Organization sometimes make promises in their website privacy statements that they fail to fulfill in practice.  Allegations of broken promises can be found in most of the FTC's recent enforcement actions in this area.  This is particularly unfortunate because, in many instances, the organization created an otherwise avoidable risk by establishing privacy standards that were stricter than the law required.  This type of risk is increased if an organization (or its third-party website designer) simply copies another organization's privacy policy statement without first understanding all of the legal and practical considerations that went into the original privacy statement, including what different or additional policies an organization may need to have because of the different ways in which it does business.  To be effective in protecting your organizationfrom liability, your website privacy policy statement must be tailored to your organization's own practices. 

Conducting Business On-Line  

If your organization does business through its website, it may well have additional financial privacy protection obligations and disclosure requirements under various federal and state financial privacy laws, particularly if credit is extended for online transactions.  Any organization engaging in credit transactions through its website needs to be aware of the many additional legal obligations created by the patchwork of financial privacy laws.

Protecting Children

Websites directed at children are subject to additional restrictions and requirements under the Children's Online Privacy Protection Act ("COPPA").  If your organization's website, or a section of the website, is designed for children, COPPA disclosures and policies are necessary.

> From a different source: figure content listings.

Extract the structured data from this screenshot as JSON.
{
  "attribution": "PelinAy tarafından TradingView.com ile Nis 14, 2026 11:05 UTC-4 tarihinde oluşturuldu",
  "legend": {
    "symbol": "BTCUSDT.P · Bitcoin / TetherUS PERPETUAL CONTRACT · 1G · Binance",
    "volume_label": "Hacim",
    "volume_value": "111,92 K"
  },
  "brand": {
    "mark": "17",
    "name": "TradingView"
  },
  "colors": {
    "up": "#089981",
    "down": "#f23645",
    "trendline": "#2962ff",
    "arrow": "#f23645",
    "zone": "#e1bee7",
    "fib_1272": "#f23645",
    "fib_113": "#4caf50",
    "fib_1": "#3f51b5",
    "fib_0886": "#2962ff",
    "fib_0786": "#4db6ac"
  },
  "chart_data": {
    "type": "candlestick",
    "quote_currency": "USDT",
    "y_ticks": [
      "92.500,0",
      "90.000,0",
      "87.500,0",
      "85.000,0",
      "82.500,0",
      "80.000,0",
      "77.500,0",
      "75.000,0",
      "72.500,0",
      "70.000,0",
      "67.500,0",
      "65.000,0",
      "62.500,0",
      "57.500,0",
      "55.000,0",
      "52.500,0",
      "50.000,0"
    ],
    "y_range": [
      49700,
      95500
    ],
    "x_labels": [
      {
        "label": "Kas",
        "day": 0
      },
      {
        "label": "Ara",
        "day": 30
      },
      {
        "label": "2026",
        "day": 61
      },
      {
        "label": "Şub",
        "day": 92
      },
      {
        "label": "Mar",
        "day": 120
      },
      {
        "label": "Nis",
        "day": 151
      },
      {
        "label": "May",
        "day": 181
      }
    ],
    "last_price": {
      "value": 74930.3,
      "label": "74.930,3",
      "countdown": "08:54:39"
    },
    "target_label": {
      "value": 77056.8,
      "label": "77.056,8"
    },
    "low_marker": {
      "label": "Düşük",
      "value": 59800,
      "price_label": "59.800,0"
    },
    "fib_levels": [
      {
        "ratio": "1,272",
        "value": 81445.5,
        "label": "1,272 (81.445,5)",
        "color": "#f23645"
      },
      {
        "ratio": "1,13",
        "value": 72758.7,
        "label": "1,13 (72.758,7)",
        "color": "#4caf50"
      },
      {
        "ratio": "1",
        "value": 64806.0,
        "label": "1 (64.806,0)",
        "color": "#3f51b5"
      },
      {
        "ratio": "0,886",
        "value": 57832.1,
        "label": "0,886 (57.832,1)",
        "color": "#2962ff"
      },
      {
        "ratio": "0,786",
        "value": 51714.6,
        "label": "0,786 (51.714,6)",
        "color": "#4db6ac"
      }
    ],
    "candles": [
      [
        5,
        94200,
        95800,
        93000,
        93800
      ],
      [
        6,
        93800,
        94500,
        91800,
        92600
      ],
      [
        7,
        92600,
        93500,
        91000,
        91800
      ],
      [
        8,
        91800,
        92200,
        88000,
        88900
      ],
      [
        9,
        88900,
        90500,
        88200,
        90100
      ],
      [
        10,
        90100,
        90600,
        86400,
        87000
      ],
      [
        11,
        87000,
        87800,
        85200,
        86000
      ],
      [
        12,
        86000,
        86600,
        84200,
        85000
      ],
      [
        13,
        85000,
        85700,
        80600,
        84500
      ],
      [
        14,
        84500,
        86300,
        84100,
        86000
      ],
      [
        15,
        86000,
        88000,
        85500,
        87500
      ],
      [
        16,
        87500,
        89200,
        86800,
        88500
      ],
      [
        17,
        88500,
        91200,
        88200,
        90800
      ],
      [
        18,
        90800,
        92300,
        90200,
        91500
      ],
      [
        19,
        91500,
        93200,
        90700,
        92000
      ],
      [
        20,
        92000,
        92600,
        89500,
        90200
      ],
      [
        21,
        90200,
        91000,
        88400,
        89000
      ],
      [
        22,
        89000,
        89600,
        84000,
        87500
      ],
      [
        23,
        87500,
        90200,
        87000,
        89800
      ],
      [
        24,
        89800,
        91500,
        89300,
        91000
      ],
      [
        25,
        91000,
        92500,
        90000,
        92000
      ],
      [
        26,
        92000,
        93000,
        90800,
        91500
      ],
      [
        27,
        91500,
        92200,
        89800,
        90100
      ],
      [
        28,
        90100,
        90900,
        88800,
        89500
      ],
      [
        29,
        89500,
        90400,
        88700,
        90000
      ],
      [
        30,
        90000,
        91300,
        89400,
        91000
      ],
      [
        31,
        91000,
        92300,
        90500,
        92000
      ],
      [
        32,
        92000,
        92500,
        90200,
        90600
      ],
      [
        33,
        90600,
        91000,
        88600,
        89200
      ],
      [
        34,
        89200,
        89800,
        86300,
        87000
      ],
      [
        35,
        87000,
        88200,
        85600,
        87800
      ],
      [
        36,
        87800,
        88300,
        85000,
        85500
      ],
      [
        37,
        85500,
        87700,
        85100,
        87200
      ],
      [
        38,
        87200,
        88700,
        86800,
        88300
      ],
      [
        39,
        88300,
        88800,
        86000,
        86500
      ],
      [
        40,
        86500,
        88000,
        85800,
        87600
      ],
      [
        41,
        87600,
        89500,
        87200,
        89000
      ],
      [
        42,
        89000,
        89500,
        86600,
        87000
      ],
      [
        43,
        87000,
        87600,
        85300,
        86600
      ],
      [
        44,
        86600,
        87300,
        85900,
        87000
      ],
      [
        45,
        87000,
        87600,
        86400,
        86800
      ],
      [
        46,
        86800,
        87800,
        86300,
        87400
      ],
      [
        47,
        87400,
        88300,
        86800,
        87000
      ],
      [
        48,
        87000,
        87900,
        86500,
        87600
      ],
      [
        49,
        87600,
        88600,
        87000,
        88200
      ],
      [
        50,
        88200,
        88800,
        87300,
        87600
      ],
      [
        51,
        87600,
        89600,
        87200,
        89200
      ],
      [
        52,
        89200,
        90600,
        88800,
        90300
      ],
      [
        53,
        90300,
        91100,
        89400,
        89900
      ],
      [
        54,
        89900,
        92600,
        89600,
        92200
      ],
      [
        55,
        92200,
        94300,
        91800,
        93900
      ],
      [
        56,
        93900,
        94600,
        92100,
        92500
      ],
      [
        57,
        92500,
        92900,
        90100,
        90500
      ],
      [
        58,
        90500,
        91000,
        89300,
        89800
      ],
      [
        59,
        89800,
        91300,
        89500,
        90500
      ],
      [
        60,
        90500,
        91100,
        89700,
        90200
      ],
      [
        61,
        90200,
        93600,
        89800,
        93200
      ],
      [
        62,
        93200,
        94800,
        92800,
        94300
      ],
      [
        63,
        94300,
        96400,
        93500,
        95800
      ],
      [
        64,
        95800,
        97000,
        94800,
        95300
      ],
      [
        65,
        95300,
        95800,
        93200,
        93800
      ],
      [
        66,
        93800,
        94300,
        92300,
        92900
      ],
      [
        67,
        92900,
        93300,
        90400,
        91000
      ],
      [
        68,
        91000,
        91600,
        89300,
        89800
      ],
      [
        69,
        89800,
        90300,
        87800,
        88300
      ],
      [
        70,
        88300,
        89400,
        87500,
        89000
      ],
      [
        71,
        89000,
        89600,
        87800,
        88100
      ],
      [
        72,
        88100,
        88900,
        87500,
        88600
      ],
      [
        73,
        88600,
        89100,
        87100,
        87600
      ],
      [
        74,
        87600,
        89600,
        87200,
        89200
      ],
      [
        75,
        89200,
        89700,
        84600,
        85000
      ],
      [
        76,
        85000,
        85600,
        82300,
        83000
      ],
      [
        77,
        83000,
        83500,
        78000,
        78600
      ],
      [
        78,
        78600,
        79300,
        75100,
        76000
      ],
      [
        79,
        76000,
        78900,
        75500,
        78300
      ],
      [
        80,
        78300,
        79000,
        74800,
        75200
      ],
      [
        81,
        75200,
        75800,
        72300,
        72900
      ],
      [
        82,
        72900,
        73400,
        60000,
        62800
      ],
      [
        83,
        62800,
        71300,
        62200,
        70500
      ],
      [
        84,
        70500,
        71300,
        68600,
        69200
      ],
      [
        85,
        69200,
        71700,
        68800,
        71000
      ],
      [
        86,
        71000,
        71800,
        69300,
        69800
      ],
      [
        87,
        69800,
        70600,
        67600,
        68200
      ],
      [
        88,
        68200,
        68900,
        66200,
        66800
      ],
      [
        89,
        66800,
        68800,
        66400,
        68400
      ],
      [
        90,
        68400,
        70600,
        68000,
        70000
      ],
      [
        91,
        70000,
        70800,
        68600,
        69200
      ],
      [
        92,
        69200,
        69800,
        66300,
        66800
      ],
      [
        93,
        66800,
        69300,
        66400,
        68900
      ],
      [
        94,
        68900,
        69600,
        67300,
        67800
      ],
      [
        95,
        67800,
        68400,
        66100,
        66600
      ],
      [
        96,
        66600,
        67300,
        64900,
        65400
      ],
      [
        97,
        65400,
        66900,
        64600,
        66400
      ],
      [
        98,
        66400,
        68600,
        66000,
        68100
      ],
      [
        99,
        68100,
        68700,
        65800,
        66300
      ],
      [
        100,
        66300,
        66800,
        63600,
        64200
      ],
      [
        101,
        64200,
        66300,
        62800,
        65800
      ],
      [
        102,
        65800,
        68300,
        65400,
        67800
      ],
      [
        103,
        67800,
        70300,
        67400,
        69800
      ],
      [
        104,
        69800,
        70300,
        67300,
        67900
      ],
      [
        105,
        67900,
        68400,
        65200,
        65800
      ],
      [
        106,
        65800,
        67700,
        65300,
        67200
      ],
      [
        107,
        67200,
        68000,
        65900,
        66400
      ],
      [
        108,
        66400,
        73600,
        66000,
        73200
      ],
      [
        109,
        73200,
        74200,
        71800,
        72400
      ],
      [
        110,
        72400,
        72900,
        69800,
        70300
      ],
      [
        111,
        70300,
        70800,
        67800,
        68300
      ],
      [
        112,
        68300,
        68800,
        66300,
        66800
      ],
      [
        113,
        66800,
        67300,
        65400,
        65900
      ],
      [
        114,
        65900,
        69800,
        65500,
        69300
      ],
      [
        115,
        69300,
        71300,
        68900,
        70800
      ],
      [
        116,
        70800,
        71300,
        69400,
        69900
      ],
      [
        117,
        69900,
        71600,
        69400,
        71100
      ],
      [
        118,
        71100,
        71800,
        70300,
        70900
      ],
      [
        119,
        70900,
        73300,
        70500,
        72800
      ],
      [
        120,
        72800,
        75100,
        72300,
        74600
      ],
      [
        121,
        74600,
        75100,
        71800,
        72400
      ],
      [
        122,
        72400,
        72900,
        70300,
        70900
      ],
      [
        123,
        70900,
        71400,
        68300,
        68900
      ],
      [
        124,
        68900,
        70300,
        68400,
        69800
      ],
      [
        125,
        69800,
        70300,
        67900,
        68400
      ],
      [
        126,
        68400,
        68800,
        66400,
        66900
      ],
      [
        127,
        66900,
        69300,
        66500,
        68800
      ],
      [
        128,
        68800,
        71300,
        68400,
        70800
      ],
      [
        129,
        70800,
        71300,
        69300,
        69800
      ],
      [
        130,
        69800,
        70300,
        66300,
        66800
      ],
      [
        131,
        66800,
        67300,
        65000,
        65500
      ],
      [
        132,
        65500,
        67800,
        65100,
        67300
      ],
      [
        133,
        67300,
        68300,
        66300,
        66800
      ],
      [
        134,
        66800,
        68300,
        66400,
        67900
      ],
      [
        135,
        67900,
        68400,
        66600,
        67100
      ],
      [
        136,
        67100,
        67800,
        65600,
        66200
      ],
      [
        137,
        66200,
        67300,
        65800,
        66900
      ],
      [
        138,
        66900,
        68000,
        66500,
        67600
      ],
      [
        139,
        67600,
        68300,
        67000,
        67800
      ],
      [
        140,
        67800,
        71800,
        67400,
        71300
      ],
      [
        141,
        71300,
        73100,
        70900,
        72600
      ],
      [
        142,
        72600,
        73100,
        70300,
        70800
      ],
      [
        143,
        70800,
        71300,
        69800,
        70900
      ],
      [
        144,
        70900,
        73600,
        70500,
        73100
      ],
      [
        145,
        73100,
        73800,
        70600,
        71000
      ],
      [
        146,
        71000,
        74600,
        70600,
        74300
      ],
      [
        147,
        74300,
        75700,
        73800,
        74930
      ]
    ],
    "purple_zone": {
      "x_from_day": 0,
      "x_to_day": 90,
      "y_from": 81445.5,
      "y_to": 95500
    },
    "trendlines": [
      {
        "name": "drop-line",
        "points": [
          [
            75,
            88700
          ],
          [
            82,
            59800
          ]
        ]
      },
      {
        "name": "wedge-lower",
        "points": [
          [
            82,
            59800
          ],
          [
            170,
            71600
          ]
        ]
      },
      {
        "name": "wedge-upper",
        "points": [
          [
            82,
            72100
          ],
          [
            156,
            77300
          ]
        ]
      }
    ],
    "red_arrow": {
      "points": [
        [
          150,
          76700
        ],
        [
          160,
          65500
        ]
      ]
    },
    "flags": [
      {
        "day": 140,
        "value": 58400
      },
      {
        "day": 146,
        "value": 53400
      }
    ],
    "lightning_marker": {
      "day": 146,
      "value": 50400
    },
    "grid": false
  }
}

Opt-Out Requirements for Advertising

A federal law, the Controlling the Assault of Non-Solicited Pornography and Marketing Act, commonly known as the "CAN-SPAM Act," limits electronic advertising.  Although it is not a privacy law per se, it does require Internet and email advertisers to provide an opt-out mechanism for electronic marketing, among other things.  If your company advertises through its website or by email, you must have CAN-SPAM policies and an opt-out procedure.  It is customary and advisable to address the CAN-SPAM Act and opt-out rights in a website privacy policy.

Don't Forget State Laws

A few states have their own website privacy laws with which your organization must comply if you are directing your website to residents of any of those states.  For example, if your organization's website is directed at California residents, or at U.S. audiences generally, your website will need to comply with California's rules, which are reputed to be the most rigorous and which include specific requirements that go beyond the requirements of the federal rules.

Conclusion

Internet privacy is gaining increasing attention from governmental entities, consumer groups, and plaintiffs' class action attorneys, and is expected to be an emerging source of risk for many companies.  Fortunately, much of that risk is avoidable if care is taken to observe the patchwork of applicable legal requirements.